There are numerous guides on capturing images for photogrammetry (I collected some here https://github.com/alicevision/meshroom/wiki/Tutorials), I can warmly recommend you to read up on the best practices to avoid issues like this. Preparation is everything. This is a good entry summary on the topic https://d32ogoqmya1dw8.cloudfront.net/files/getsi/teaching_materials/high-rez-topo/sfm_field_methods_manual.v2.pdf

For capturing in places where you can´t get permits for drones, I can highly recommend you to use telescope poles (photomasts) (diy or commercial).

HarikalarKutusu commented 3 years ago

Awesome telescope poles :) I also have a small pole setup that can reach up to 4 meters but I wouldn't use it with my DSLR's :) But it is very good for my lightweight 360 cameras.

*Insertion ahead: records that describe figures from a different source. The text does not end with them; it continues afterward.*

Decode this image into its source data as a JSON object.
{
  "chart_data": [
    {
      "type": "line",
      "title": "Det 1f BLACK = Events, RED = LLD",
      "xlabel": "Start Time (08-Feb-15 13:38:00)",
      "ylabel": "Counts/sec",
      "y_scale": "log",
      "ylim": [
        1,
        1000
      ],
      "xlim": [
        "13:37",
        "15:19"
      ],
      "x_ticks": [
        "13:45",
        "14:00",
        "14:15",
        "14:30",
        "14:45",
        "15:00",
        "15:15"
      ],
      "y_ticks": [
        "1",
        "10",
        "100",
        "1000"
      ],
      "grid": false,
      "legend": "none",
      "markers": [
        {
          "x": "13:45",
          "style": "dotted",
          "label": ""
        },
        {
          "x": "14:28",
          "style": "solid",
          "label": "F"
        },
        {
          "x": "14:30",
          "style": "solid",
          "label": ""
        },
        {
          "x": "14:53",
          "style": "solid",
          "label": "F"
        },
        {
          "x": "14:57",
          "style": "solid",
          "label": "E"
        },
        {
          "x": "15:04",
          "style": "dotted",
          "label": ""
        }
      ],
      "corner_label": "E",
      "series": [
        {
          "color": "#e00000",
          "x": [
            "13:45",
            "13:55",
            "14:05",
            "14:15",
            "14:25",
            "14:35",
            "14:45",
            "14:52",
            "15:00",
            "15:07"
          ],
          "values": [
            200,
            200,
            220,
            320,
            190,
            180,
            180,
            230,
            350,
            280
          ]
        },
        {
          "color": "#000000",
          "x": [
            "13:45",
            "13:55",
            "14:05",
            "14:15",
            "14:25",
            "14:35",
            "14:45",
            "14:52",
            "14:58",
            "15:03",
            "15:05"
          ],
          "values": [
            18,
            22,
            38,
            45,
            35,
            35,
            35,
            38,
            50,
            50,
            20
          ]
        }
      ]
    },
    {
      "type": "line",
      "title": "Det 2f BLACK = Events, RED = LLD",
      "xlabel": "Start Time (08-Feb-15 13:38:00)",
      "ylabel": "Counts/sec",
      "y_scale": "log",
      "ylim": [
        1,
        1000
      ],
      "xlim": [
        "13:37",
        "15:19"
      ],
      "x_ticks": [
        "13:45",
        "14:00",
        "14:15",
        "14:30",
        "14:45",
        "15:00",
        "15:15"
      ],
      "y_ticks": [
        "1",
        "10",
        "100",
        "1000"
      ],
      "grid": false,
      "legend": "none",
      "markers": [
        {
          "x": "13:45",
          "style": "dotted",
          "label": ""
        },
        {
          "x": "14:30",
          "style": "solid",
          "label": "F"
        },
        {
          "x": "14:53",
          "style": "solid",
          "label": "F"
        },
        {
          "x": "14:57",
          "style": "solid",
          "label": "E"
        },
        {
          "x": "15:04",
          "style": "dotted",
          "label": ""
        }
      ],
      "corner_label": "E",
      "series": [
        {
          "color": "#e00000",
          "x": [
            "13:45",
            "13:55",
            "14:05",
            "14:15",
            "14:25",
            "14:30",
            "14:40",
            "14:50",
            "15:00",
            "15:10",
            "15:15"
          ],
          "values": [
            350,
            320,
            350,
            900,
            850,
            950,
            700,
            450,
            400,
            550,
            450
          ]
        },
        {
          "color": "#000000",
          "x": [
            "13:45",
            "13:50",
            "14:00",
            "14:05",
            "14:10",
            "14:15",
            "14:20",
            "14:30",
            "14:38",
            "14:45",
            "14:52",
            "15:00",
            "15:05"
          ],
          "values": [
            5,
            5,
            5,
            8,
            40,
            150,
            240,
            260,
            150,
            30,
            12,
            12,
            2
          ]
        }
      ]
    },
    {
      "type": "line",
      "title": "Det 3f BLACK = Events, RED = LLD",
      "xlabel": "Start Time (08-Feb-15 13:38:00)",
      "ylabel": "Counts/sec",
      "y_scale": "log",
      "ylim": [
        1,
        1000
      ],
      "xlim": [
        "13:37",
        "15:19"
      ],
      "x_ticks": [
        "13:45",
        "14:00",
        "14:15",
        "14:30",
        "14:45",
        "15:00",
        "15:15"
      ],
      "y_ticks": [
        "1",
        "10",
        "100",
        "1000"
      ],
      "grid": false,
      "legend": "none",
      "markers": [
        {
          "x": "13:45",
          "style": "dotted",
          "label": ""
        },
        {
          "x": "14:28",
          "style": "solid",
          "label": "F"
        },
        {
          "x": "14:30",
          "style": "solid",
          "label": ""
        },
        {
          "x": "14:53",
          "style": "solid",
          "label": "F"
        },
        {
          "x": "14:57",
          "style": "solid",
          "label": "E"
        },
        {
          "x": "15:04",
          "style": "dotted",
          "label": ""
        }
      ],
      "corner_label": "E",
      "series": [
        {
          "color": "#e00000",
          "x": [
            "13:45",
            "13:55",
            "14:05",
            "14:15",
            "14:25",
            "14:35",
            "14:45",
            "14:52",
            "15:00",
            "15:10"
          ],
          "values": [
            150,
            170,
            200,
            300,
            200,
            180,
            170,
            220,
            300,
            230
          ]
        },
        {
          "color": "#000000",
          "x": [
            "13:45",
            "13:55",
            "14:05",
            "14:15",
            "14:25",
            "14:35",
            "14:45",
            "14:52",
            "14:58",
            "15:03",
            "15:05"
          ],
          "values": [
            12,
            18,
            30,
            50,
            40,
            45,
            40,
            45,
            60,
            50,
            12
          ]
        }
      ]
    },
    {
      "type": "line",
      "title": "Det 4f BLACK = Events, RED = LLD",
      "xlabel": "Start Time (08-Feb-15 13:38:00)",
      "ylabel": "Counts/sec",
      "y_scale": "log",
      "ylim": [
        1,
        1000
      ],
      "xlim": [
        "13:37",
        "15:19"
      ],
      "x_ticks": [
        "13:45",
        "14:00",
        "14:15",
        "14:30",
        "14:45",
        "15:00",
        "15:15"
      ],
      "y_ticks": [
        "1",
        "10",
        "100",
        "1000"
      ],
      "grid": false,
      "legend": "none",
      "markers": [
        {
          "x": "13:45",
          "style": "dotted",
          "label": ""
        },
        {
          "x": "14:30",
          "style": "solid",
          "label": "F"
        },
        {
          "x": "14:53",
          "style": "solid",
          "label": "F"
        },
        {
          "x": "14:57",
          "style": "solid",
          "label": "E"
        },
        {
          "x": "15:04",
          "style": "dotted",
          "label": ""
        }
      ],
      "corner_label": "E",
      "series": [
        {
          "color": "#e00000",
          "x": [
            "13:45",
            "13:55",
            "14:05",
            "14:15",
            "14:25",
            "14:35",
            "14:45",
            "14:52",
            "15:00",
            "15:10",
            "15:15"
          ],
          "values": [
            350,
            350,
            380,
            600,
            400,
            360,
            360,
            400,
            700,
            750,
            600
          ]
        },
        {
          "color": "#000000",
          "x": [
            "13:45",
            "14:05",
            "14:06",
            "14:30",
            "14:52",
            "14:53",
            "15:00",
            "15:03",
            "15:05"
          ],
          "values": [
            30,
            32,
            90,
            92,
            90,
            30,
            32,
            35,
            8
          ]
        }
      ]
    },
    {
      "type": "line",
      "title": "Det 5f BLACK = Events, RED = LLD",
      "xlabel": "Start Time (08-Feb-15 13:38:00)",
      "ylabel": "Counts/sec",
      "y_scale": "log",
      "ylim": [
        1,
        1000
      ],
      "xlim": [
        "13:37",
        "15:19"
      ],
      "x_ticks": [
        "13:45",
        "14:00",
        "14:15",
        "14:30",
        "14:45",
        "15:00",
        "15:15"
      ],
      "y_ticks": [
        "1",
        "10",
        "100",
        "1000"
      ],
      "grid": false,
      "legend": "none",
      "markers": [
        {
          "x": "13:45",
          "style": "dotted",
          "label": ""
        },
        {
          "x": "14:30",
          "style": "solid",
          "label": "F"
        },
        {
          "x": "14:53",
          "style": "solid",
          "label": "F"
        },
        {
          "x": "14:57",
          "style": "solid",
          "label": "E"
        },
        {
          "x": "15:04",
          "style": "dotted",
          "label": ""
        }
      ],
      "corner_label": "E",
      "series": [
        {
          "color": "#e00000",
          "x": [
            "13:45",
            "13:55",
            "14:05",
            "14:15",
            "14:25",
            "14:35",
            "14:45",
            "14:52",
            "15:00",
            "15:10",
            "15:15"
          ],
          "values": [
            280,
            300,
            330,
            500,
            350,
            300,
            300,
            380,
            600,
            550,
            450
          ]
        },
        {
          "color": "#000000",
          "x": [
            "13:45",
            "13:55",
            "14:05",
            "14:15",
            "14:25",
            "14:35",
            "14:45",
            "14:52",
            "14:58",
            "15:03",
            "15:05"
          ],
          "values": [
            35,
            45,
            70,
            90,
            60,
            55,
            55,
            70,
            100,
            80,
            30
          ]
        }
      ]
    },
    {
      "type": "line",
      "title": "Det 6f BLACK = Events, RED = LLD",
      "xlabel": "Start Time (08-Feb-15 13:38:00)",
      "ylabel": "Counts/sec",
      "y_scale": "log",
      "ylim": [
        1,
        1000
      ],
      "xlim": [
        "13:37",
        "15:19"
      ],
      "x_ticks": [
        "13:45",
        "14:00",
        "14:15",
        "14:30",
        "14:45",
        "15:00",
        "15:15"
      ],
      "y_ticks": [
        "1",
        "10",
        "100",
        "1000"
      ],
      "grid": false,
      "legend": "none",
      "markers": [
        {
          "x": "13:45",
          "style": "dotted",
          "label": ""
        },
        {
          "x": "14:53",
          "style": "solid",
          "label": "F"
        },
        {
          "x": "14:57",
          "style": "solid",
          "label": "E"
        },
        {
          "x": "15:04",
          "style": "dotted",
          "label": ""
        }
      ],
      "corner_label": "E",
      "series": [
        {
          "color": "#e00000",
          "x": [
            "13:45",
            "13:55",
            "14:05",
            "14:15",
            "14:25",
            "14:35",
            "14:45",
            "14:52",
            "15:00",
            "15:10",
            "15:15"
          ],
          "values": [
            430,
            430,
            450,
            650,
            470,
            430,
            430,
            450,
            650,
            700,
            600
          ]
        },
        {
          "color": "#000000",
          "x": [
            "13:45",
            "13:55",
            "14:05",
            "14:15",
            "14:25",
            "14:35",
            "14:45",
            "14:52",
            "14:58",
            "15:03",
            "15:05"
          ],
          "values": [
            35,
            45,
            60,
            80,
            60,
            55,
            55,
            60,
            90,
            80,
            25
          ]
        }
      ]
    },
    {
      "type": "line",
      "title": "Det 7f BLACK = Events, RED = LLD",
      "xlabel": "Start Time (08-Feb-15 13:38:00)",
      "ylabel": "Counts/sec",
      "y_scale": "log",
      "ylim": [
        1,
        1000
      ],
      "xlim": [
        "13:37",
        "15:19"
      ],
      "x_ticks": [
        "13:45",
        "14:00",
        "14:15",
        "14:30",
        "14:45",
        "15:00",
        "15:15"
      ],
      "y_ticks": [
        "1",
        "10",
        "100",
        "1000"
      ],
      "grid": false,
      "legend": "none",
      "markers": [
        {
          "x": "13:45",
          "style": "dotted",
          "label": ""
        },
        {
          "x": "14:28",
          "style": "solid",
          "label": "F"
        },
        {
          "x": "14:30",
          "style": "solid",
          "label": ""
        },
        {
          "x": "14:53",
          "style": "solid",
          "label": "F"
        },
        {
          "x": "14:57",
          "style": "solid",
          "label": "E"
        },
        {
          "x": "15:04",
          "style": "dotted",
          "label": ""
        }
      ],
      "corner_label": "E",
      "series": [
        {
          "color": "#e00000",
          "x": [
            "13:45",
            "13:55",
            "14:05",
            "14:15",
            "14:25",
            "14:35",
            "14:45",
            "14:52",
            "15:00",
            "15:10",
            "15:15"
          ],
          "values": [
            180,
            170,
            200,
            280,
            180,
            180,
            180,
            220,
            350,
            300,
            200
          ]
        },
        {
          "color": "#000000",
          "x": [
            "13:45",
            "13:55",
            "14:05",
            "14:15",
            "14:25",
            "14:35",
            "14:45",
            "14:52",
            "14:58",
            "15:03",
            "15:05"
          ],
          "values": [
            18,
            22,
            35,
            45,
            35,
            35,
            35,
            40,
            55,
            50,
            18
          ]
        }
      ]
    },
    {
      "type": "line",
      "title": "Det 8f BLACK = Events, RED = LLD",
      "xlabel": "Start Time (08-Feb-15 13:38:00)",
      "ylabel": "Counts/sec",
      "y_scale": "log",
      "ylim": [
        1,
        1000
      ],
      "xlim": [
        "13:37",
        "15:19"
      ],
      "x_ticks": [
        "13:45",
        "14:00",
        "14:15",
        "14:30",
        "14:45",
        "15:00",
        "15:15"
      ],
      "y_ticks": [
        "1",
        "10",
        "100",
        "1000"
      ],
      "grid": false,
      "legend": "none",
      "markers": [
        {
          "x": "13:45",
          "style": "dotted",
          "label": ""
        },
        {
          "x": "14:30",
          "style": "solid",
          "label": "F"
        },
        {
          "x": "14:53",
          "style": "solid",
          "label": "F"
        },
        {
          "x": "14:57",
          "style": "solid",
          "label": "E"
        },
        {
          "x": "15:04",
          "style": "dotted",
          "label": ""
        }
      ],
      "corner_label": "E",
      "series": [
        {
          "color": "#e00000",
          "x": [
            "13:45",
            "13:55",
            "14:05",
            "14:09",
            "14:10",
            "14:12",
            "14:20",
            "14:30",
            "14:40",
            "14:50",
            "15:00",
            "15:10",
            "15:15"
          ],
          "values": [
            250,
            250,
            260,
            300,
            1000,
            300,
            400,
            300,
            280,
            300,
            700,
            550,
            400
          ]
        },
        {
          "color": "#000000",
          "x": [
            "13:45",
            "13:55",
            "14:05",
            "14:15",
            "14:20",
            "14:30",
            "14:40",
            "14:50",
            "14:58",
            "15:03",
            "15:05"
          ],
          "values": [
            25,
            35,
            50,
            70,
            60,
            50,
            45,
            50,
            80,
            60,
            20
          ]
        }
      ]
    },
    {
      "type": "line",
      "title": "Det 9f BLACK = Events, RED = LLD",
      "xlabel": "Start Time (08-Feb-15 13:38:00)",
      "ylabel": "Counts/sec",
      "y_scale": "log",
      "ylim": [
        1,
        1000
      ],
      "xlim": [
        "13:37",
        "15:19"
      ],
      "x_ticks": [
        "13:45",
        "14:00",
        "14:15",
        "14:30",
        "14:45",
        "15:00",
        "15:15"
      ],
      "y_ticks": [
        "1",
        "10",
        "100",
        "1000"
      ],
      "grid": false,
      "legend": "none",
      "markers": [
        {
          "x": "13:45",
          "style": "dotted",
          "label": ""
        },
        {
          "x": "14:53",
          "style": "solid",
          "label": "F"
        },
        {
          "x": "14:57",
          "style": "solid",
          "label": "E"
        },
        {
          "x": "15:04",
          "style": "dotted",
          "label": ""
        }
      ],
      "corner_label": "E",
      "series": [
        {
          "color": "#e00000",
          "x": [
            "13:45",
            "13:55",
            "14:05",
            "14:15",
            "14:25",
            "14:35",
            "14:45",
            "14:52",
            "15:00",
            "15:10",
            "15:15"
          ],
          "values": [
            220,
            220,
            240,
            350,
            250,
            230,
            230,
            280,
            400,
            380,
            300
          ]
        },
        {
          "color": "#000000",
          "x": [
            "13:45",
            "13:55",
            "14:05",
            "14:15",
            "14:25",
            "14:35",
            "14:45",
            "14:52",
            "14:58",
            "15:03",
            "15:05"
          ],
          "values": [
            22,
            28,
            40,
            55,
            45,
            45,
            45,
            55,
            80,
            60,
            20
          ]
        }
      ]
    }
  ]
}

Thank you for your time in covering shooting techniques. Although I read/watched many tutorials, I must have missed that point. I've been using panoramic techniques & virtual tours starting from the late '90s, so this must be a bad habit.

Now it is time to try what you proposed.

HarikalarKutusu commented 3 years ago

I should have read also this one: https://iopscience.iop.org/article/10.1088/1742-6596/1418/1/012006/pdf

HarikalarKutusu commented 3 years ago

Some follow-up:

I tried suggested location-based ground+drone image sets, but unfortunately, it did not work either. A pole you suggested and/or low altitude drone imaging seems to be a must in these cases.

I tried the cropping method I mentioned, a digital zoom to the small building in the middle of the square, which is well defined in the scene. I used 1920x1080 crops from 20 Mpx images or 4K video extracts and removed EXIF. The building was 1/9th of the crop, I could not zoom any further. When merged with another drone set they got constructed just fine. But they did not work with ground images either. I used multiple combinations of descriptors to no-avail.

I reconstructed the whole set with dsp-sift as you suggested. It actually performed better, both in the number of features extracted and in calculation time, also resulting in a better mesh - although different than sift+akaze...

The main positive difference came from image sets extracted from drone videos. Drone images were taken at 92-99 m altitude, but videos were taken at around 50 m. Although lower pixels, buildings are larger in them. There is some junk here and there but the result is better for some use cases.

The same area from the ground images is much better of course (not the ground or roofs)... Even phone boots are reconstructed.

Now, I will check if adding akaze makes any difference, it will take a couple of days thou... Next, I will try merging them.

natowi commented 3 years ago

Drone images were taken at 92-99 m altitude, but videos were taken at around 50 m.

99m is quite a high altitude for drone image surveying when you want to merge the dataset with a ground survey. I usually fly at an altitude between 20m and 50m.

Did you combine the two drone image sets? The result looks quite good. I would keep the results and manually merge it with the ground survey outside of Meshroom. I think one more complication with your ground images is, that the trees have quite prominent green leaves, where as in the drone footage the trees don´t have leaves.

Could you share a portion of the dataset (small area with both images from drone and ground and crop) with me for testing? I want to check if I can get the images to match by modifying some parameters.

stale[bot] commented 2 years ago

This issue has been automatically marked as stale because it has not had recent activity. It will be closed if no further activity occurs. Thank you for your contributions.

stale[bot] commented 2 years ago

This issue is closed due to inactivity. Feel free to re-open if new information is available.